GreenInfo-Network / seattle-building-dashboard

Energy benchmarking for Seattle
https://greeninfo-network.github.io/seattle-building-dashboard/
ISC License
1 stars 0 forks source link

CARTO viability and altnerative assessment #63

Closed danrademacher closed 7 months ago

danrademacher commented 10 months ago

Evaluate the long-term stability of the existing data architecture in Carto and suitability of substitutes

I think we can dispense with viability by just writing something like this in a report:

CARTO has deprecated the version of the platform that hosts the data now, and there's no clear path to their latest (paid) product without a full rewrite. Though the company has said they have no plans to retire free accounts on this old platform, there's also no service guarantee. They recently added a 10 dataset limit, which suggests they are paying attention and ratcheting down resource use over time. this suggests the platform is precarious as a long-term home.

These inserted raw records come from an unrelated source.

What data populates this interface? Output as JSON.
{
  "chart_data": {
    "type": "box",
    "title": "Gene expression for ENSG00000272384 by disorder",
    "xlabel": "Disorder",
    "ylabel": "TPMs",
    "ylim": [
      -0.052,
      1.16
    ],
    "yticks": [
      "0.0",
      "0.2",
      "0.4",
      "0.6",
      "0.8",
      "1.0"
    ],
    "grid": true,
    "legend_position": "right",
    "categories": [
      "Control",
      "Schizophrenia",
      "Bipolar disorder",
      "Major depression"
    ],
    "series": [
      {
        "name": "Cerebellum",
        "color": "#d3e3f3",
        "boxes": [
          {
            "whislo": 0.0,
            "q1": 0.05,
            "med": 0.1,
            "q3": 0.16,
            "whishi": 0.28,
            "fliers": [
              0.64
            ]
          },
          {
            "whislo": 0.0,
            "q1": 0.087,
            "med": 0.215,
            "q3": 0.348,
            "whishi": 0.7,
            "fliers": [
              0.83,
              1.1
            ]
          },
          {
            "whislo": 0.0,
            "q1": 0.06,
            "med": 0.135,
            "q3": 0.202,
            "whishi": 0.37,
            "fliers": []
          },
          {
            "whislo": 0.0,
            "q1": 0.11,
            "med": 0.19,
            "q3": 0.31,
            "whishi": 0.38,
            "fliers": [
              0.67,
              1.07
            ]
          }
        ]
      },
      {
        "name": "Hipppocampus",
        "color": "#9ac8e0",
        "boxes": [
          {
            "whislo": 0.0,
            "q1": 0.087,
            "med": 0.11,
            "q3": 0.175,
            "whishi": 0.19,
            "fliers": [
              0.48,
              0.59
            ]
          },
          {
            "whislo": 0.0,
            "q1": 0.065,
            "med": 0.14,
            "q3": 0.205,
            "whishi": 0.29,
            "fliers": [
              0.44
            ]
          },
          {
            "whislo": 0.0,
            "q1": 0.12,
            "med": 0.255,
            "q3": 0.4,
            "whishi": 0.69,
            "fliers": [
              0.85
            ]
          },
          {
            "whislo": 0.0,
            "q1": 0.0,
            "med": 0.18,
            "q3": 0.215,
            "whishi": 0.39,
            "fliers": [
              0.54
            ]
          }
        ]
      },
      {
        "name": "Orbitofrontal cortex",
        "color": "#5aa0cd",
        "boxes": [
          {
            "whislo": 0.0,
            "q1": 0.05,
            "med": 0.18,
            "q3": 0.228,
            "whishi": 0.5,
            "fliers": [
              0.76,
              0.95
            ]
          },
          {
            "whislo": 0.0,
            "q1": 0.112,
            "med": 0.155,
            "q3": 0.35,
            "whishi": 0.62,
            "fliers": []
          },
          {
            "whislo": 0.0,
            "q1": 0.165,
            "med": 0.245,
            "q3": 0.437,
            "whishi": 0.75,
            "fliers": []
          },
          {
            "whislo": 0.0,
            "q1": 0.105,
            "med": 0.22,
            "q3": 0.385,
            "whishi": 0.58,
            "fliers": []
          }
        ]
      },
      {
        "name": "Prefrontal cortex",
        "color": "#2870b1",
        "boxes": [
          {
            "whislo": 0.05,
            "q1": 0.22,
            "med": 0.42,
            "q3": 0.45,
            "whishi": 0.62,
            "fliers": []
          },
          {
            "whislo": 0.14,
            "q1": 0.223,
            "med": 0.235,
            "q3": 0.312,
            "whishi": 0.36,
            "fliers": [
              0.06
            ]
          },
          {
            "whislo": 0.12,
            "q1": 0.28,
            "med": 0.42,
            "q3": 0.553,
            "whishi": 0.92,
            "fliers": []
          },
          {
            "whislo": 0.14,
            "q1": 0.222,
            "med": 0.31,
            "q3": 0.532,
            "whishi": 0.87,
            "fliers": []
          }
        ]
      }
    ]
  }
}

That said, the company has in the past been responsive to requests for a little more time on other migrations, so we wouldn't expect a sudden stoppage.

And then we look at alternatives for providong some version of Postgres-as-a-service, our own RDS, or some other way to provide data.

tomay commented 10 months ago

If we ditch Carto, then we'll probably want or have to (?) ditch cartodb.js as well, since the two are tightly integrated, and that library is no longer supported (and doesn't include any post Leaflet 1.0 features).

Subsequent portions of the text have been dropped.